Yuying Secondary School student Jade Png, 17, recounts her experience in front of the microphone, “It’s my first time. I stammered and had my tongue tied a few times through the capsule. But it was great fun!”
Still, it was not only about deejaying behind the radio stations.
Students learnt about media literacy, or having the “ability to bring critical thinking skills to bear on all media”, which is also what the Media Development of Authority (MDA) hopes to achieve for seven out of ten Singaporeans by 2015.
Unravelling the media
“It’s about the instinct to question what lies behind media productions and how it affects the viewer and the society at large,” says Mr Herald Bangras, who was also in charge of the seminar Violence in the Media.
Mr Clement Tay, trainer at the Advertising Messages seminar, agrees. “Currently, I think youths are too comfortable with order taking, being spoonfed by one or just a few sources of information, and that can be very detrimental to an open, hungry mind.”
As a result, it came as an utter surprise to the students when they found out that there is more than meets the eye in the media content that they mindlessly consume daily.
When Mr Bangras played the track “Relapse” from popular American rapper Eminem’s album and flashed the lyrics on screen, the expression on the students’ faces showed that “they were unnerved if not shocked by the lyrics and the fact that Eminem actually admitted that he was inspired to do the album as a result of watching endless documentaries on serial killers!”
The last day of the SYMCamp 2009 also consisted of a Sports and the Media seminar by Mr Harry Ong, Assistant Director of Sports Industry Development in the Singapore Sports Council.
Mr Ong’s main responsibility is to help the media industry create compelling and entertaining sports content. He also aids owners of sports rights discover new areas for revenue in sports media.

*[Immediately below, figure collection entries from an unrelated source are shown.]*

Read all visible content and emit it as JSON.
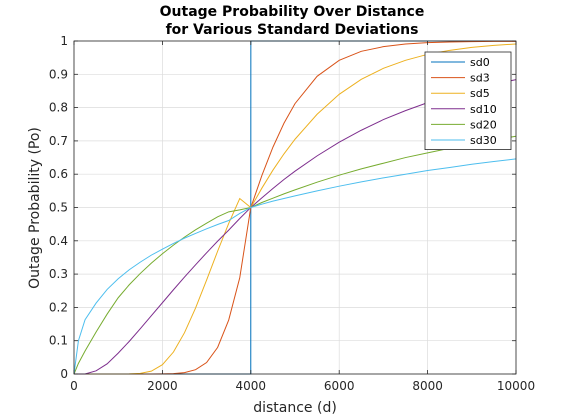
{
  "chart_data": {
    "type": "line",
    "title": [
      "Outage Probability Over Distance",
      "for Various Standard Deviations"
    ],
    "xlabel": "distance (d)",
    "ylabel": "Outage Probability (Po)",
    "xlim": [
      0,
      10000
    ],
    "ylim": [
      0,
      1
    ],
    "xticks": [
      0,
      2000,
      4000,
      6000,
      8000,
      10000
    ],
    "yticks": [
      0,
      0.1,
      0.2,
      0.3,
      0.4,
      0.5,
      0.6,
      0.7,
      0.8,
      0.9,
      1
    ],
    "grid": true,
    "legend_position": "top-right",
    "x": [
      0,
      100,
      250,
      500,
      750,
      1000,
      1250,
      1500,
      1750,
      2000,
      2250,
      2500,
      2750,
      3000,
      3250,
      3500,
      3750,
      3999,
      4000,
      4001,
      4250,
      4500,
      4750,
      5000,
      5500,
      6000,
      6500,
      7000,
      7500,
      8000,
      8500,
      9000,
      9500,
      10000
    ],
    "series": [
      {
        "name": "sd0",
        "color": "#0072BD",
        "values": [
          0,
          0,
          0,
          0,
          0,
          0,
          0,
          0,
          0,
          0,
          0,
          0,
          0,
          0,
          0,
          0,
          0,
          0,
          0.5,
          1,
          1,
          1,
          1,
          1,
          1,
          1,
          1,
          1,
          1,
          1,
          1,
          1,
          1,
          1
        ]
      },
      {
        "name": "sd3",
        "color": "#D95319",
        "values": [
          0,
          0,
          0,
          0,
          0,
          0,
          0,
          0,
          0,
          0.0003,
          0.0012,
          0.0042,
          0.0129,
          0.0345,
          0.08,
          0.162,
          0.289,
          0.5,
          0.5,
          0.5,
          0.596,
          0.681,
          0.753,
          0.812,
          0.894,
          0.942,
          0.969,
          0.983,
          0.991,
          0.995,
          0.997,
          0.998,
          0.999,
          0.999
        ]
      },
      {
        "name": "sd5",
        "color": "#EDB120",
        "values": [
          0,
          0,
          0,
          0,
          0,
          0,
          0.0002,
          0.0018,
          0.0086,
          0.0278,
          0.066,
          0.124,
          0.198,
          0.282,
          0.369,
          0.452,
          0.527,
          0.5,
          0.5,
          0.5,
          0.558,
          0.612,
          0.661,
          0.705,
          0.78,
          0.84,
          0.885,
          0.918,
          0.942,
          0.96,
          0.972,
          0.981,
          0.987,
          0.991
        ]
      },
      {
        "name": "sd10",
        "color": "#7E2F8E",
        "values": [
          0,
          0,
          0,
          0.0096,
          0.0306,
          0.0627,
          0.098,
          0.136,
          0.175,
          0.214,
          0.253,
          0.291,
          0.328,
          0.364,
          0.399,
          0.432,
          0.467,
          0.5,
          0.5,
          0.5,
          0.529,
          0.557,
          0.584,
          0.609,
          0.655,
          0.696,
          0.732,
          0.764,
          0.791,
          0.815,
          0.836,
          0.854,
          0.87,
          0.884
        ]
      },
      {
        "name": "sd20",
        "color": "#77AC30",
        "values": [
          0,
          0.032,
          0.069,
          0.126,
          0.18,
          0.229,
          0.268,
          0.302,
          0.333,
          0.361,
          0.387,
          0.411,
          0.433,
          0.453,
          0.472,
          0.487,
          0.493,
          0.5,
          0.5,
          0.5,
          0.515,
          0.528,
          0.541,
          0.553,
          0.576,
          0.597,
          0.616,
          0.633,
          0.65,
          0.664,
          0.678,
          0.691,
          0.703,
          0.714
        ]
      },
      {
        "name": "sd30",
        "color": "#4DBEEE",
        "values": [
          0,
          0.1,
          0.163,
          0.213,
          0.254,
          0.286,
          0.313,
          0.336,
          0.357,
          0.375,
          0.392,
          0.408,
          0.422,
          0.436,
          0.449,
          0.461,
          0.482,
          0.5,
          0.5,
          0.5,
          0.51,
          0.519,
          0.527,
          0.535,
          0.55,
          0.564,
          0.577,
          0.589,
          0.6,
          0.611,
          0.62,
          0.63,
          0.638,
          0.646
        ]
      }
    ]
  }
}
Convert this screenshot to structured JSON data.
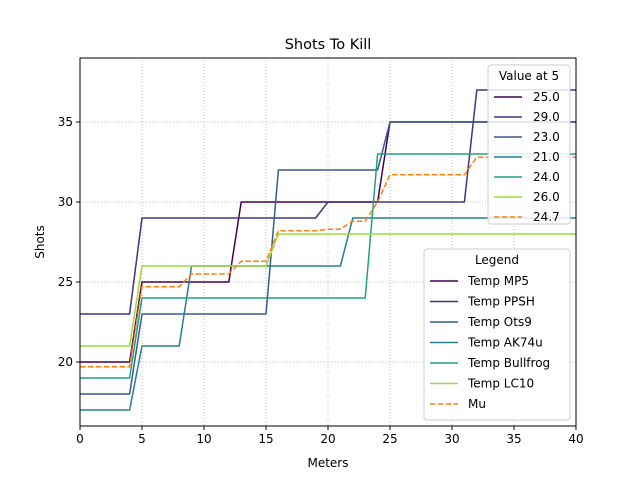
{
  "chart_data": {
    "type": "line",
    "title": "Shots To Kill",
    "xlabel": "Meters",
    "ylabel": "Shots",
    "xlim": [
      0,
      40
    ],
    "ylim": [
      16,
      39
    ],
    "xticks": [
      0,
      5,
      10,
      15,
      20,
      25,
      30,
      35,
      40
    ],
    "yticks": [
      20,
      25,
      30,
      35
    ],
    "grid": true,
    "series": [
      {
        "name": "Temp MP5",
        "color": "#440154",
        "dash": "solid",
        "x": [
          0,
          4,
          5,
          12,
          13,
          20,
          24,
          25,
          40
        ],
        "y": [
          20,
          20,
          25,
          25,
          30,
          30,
          30,
          35,
          35
        ]
      },
      {
        "name": "Temp PPSH",
        "color": "#46327e",
        "dash": "solid",
        "x": [
          0,
          4,
          5,
          19,
          20,
          31,
          32,
          40
        ],
        "y": [
          23,
          23,
          29,
          29,
          30,
          30,
          37,
          37
        ]
      },
      {
        "name": "Temp Ots9",
        "color": "#365c8d",
        "dash": "solid",
        "x": [
          0,
          4,
          5,
          15,
          16,
          24,
          25,
          40
        ],
        "y": [
          18,
          18,
          23,
          23,
          32,
          32,
          35,
          35
        ]
      },
      {
        "name": "Temp AK74u",
        "color": "#277f8e",
        "dash": "solid",
        "x": [
          0,
          4,
          5,
          8,
          9,
          21,
          22,
          40
        ],
        "y": [
          17,
          17,
          21,
          21,
          26,
          26,
          29,
          29
        ]
      },
      {
        "name": "Temp Bullfrog",
        "color": "#1fa187",
        "dash": "solid",
        "x": [
          0,
          4,
          5,
          23,
          24,
          40
        ],
        "y": [
          19,
          19,
          24,
          24,
          33,
          33
        ]
      },
      {
        "name": "Temp LC10",
        "color": "#9fda3a",
        "dash": "solid",
        "x": [
          0,
          4,
          5,
          15,
          16,
          40
        ],
        "y": [
          21,
          21,
          26,
          26,
          28,
          28
        ]
      },
      {
        "name": "Mu",
        "color": "#ff7f0e",
        "dash": "dashed",
        "x": [
          0,
          4,
          5,
          8,
          9,
          12,
          13,
          15,
          16,
          19,
          20,
          21,
          22,
          23,
          24,
          25,
          31,
          32,
          40
        ],
        "y": [
          19.7,
          19.7,
          24.7,
          24.7,
          25.5,
          25.5,
          26.3,
          26.3,
          28.2,
          28.2,
          28.3,
          28.3,
          28.8,
          28.8,
          30.0,
          31.7,
          31.7,
          32.8,
          32.8
        ]
      }
    ],
    "value_legend": {
      "title": "Value at 5",
      "placement": "upper right",
      "entries": [
        {
          "label": "25.0",
          "color": "#440154",
          "dash": "solid"
        },
        {
          "label": "29.0",
          "color": "#46327e",
          "dash": "solid"
        },
        {
          "label": "23.0",
          "color": "#365c8d",
          "dash": "solid"
        },
        {
          "label": "21.0",
          "color": "#277f8e",
          "dash": "solid"
        },
        {
          "label": "24.0",
          "color": "#1fa187",
          "dash": "solid"
        },
        {
          "label": "26.0",
          "color": "#9fda3a",
          "dash": "solid"
        },
        {
          "label": "24.7",
          "color": "#ff7f0e",
          "dash": "dashed"
        }
      ]
    },
    "legend": {
      "title": "Legend",
      "placement": "lower right"
    }
  }
}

Delivering a speech to an enthusiastic crowd of secondary school students, Mr Ong talked about how sports and the media are closely related, using examples like the 2008 Beijing Olympic games where American swimmer Michael Phelps set consecutive world records and the media were quick to report on the event that made headline news.
In its own fun fashion, the camp accomplished what it set out to do.
Adamant Soh, 14, a student from Chung Cheng High School says, “I used to think that the media is for entertainment only. Now, I have realised that actually, the media also tries to convey messages to the audience.”
Bowen Secondary School student Brendon Lim, 16, says, “I enjoyed it because it wasn’t all about sitting in a lecture and listening to people drone on and on. It was a lot of fun having hands-on experience mixing and producing films.”
The SYMCompetition was also launched during the camp, which calls for research papers on the topic of “Sports and the Media” from students in secondary and tertiary institutions. With more than $3000 worth of prizes to be won, how do all these events in SYMCamp 2009 lead up to the SYMConference 2010?
For one, winners of the SYMCompetiton will get to present their papers at the upcoming SYMConference.
When asked if the upcoming SYMC will be different from previous conferences held, FMS lecturer Ms Sonia Chen says, “The previous topic was on Pop Culture, while the SYMConference 2010 will focus on Sports & the Media as Singaporeans - and the Singapore media - focus their attention on upcoming sporting events such as the Youth Olympic Games 2010.”
Many students requested for a SYMCamp 2010, and wished that the radio and filming workshops were longer in duration.
However, there will not be a camp next year as there will be the conference that is themed according to the upcoming Youth Olympic Games in 2010.